PostgreSQL have supported Hash Index for a long time, but they are not much used in production mainly because they are not durable. Now, with the next version of PostgreSQL, they will be durable. The immediate question is how do they perform as compared to Btree indexes. There is a lot of work done in the coming version to make them faster. There are multiple ways in which we can compare the performance of Hash and Btree indexes, like the time taken for creation of the index, search or insertion in the index. This blog will mainly focus on the search operation. By definition, hash indexes are O(1) and Btree indexes are O(log n), however with duplicates that is not exactly true.

To start with let us see the impact of work being done to improve the performance of hash indexes. Below is the performance data of the pgbench read-only workload to compare the performance difference of Hash indexes between 9.6 and HEAD on IBM POWER-8 having 24 cores, 192 hardware threads, 492GB RAM.

The workload is such that all the data fits in shared buffers (scale factor is 300 (~4.5GB) and shared_buffers is 8GB). As we can see from the above graph, that the performance has increased at all client counts in the range of 7% to 81% and the impact is more pronounced at higher client counts. The main work which has led to this improvement is 6d46f478 (Improve hash index bucket split behavior.) and 293e24e5 (Cache hash index's metapage in rel->rd_amcache.).

The first commit 6d46f478 has changed the heavyweight locks (locks that are used for logical database objects to ensure the database ACID properties) to lightweight locks (locks to protect shared data structures) for scanning the bucket pages. In general, acquiring the heavyweight lock is costlier as compare to lightweight locks. In addition to reducing the locking cost, this also avoids locking out scans and inserts for the lifetime of the split.

The second commit 293e24e5 avoids a significant amount of contention for accessing metapage. Each search operation needs to access metapage to find the bucket that contains tuple being searched which leads to high contention around metapage. Each access to metapage needs to further access buffer manager. This work avoids that contention by caching the metapage information in backend local cache which helps bypassing all the buffer manager related work and hence the major contention in accessing the metapage.

The next graph shows how the hash index performs as compared to the btree index.

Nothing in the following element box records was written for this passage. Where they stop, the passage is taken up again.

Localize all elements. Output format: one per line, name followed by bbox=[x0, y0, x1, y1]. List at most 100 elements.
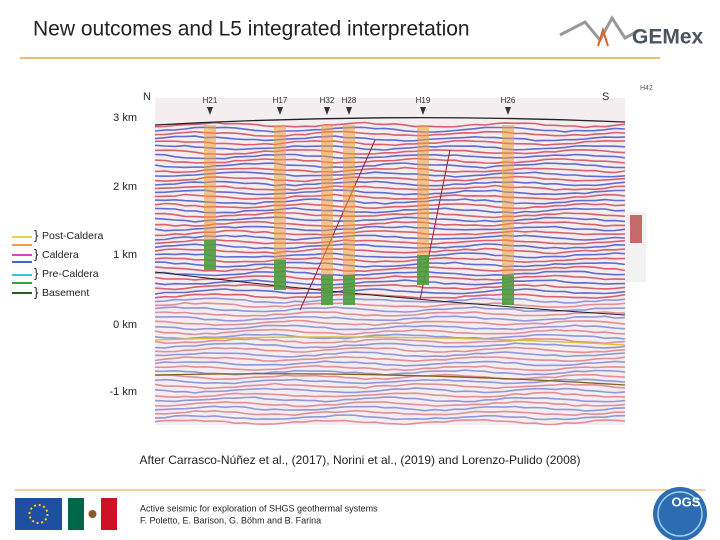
depth-label: 1 km bbox=[113, 249, 137, 261]
seismic-reflector bbox=[155, 301, 626, 308]
seismic-reflector bbox=[154, 139, 626, 147]
seismic-reflector bbox=[154, 328, 626, 336]
well-column bbox=[502, 125, 514, 305]
well-label: H19 bbox=[416, 96, 431, 105]
seismic-reflector bbox=[154, 121, 626, 129]
well-label: H28 bbox=[342, 96, 357, 105]
eu-flag-field bbox=[15, 498, 62, 530]
slide-title: New outcomes and L5 integrated interpret… bbox=[33, 18, 470, 41]
well-arrow bbox=[420, 107, 426, 115]
well-basement bbox=[502, 275, 514, 305]
seismic-reflector bbox=[154, 306, 626, 313]
outside-well-label: H42 bbox=[640, 85, 653, 92]
well-column bbox=[274, 125, 286, 290]
footer-project: Active seismic for exploration of SHGS g… bbox=[140, 503, 378, 513]
eu-stars bbox=[28, 504, 49, 524]
seismic-reflector bbox=[154, 238, 626, 245]
seismic-reflector bbox=[154, 211, 626, 219]
horizon bbox=[154, 271, 626, 316]
seismic-reflector bbox=[155, 315, 626, 322]
seismic-reflector bbox=[154, 220, 626, 228]
well-column bbox=[343, 125, 355, 305]
depth-labels: 3 km 2 km 1 km 0 km -1 km bbox=[110, 112, 138, 398]
outside-well-log bbox=[626, 212, 646, 282]
wells: H21 H17 H32 H28 H19 H26 bbox=[203, 96, 516, 305]
seismic-reflector bbox=[154, 144, 626, 151]
seismic-reflector bbox=[154, 229, 626, 237]
seismic-reflector bbox=[154, 256, 626, 264]
seismic-reflector bbox=[154, 252, 626, 259]
seismic-reflector bbox=[154, 135, 626, 142]
well-arrow bbox=[207, 107, 213, 115]
depth-label: -1 km bbox=[110, 386, 138, 398]
seismic-reflector bbox=[154, 193, 626, 201]
seismic-reflector bbox=[154, 342, 626, 349]
depth-label: 2 km bbox=[113, 181, 137, 193]
logo-text: GEMex bbox=[632, 26, 704, 49]
well-label: H21 bbox=[203, 96, 218, 105]
seismic-reflector bbox=[154, 382, 626, 390]
well-column bbox=[204, 125, 216, 270]
seismic-reflector bbox=[154, 351, 626, 358]
seismic-reflector bbox=[154, 418, 626, 426]
seismic-reflector bbox=[154, 157, 626, 165]
seismic-reflector bbox=[154, 378, 626, 385]
seismic-reflector bbox=[154, 247, 626, 255]
well-label: H32 bbox=[320, 96, 335, 105]
seismic-reflector bbox=[154, 166, 626, 174]
seismic-reflector bbox=[154, 373, 626, 381]
well-column bbox=[417, 125, 429, 285]
seismic-reflector bbox=[154, 274, 626, 281]
seismic-reflector bbox=[154, 130, 626, 137]
seismic-section bbox=[154, 98, 626, 426]
badge-ring bbox=[657, 491, 703, 537]
seismic-reflector bbox=[154, 324, 626, 331]
depth-label: 0 km bbox=[113, 319, 137, 331]
logo-mountains bbox=[559, 15, 641, 43]
horizon bbox=[154, 117, 626, 126]
well-label: H26 bbox=[501, 96, 516, 105]
horizon bbox=[154, 373, 626, 386]
fault bbox=[299, 139, 376, 311]
seismic-reflector bbox=[154, 175, 626, 183]
flag-red bbox=[101, 498, 117, 530]
seismic-reflector bbox=[154, 202, 626, 210]
seismic-reflector bbox=[154, 396, 626, 403]
seismic-reflector bbox=[154, 288, 626, 295]
well-log-strip bbox=[630, 215, 642, 243]
legend-label: Basement bbox=[42, 287, 89, 299]
horizon bbox=[154, 336, 626, 346]
badge-text: OGS bbox=[672, 494, 701, 509]
well-basement bbox=[204, 240, 216, 270]
seismic-reflector bbox=[154, 162, 626, 169]
well-basement bbox=[417, 255, 429, 285]
footer-authors: F. Poletto, E. Barison, G. Böhm and B. F… bbox=[140, 515, 321, 525]
seismic-reflector bbox=[154, 189, 625, 196]
seismic-reflector bbox=[154, 360, 626, 367]
seismic-reflector bbox=[154, 391, 626, 399]
ogs-badge: OGS bbox=[653, 487, 707, 540]
seismic-reflector bbox=[154, 387, 626, 394]
seismic-reflector bbox=[154, 198, 625, 205]
legend-bracket: } bbox=[34, 227, 39, 242]
well-arrow bbox=[346, 107, 352, 115]
seismic-reflector bbox=[154, 148, 626, 156]
depth-label: 3 km bbox=[113, 112, 137, 124]
seismic-reflector bbox=[154, 414, 626, 421]
well-column bbox=[321, 125, 333, 305]
well-label: H17 bbox=[273, 96, 288, 105]
legend-label: Pre-Caldera bbox=[42, 268, 99, 280]
seismic-reflector bbox=[154, 270, 626, 277]
legend-label: Caldera bbox=[42, 249, 79, 261]
well-arrow bbox=[505, 107, 511, 115]
legend-bracket: } bbox=[34, 284, 39, 299]
well-basement bbox=[343, 275, 355, 305]
well-arrow bbox=[277, 107, 283, 115]
legend-bracket: } bbox=[34, 265, 39, 280]
seismic-reflector bbox=[154, 153, 626, 160]
flag-green bbox=[68, 498, 84, 530]
flag-emblem bbox=[88, 510, 97, 518]
well-basement bbox=[274, 260, 286, 290]
seismic-reflector bbox=[154, 400, 626, 408]
legend-label: Post-Caldera bbox=[42, 230, 103, 242]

In this run we have changed hash to btree index in pgbench read-only tests.

We can see here that the hash index performs better than the btree index and the performance difference is in the range of 10 to 22%. In some other workloads we have seen a better performance like with hash index on varchar columns and even in the community, it has been reported that there is performance improvement in the range of 40-60% when hash indexes are used for unique index columns.

The important thing to note about the above data is that it is only on some of the specific workloads and it mainly covers Selects as that is the main area where performance improvement work has been done for PostgreSQL10. The other interesting parameters to compare are the size of the index and update on the index which needs more study and experiments.

In the end, I would like to thank my colleagues who were directly involved in this work and my employer EnterpriseDB who has supported this work. Firstly I would like to thank, Robert Haas who has envisioned all this work and is the committer of this work, and Mithun C Y who was the author of commit 293e24e5. Also, I would like to extend sincere thanks to all the community members who are involved in this work and especially Jeff Janes and Jesper Pedersen who have reviewed and tested this work.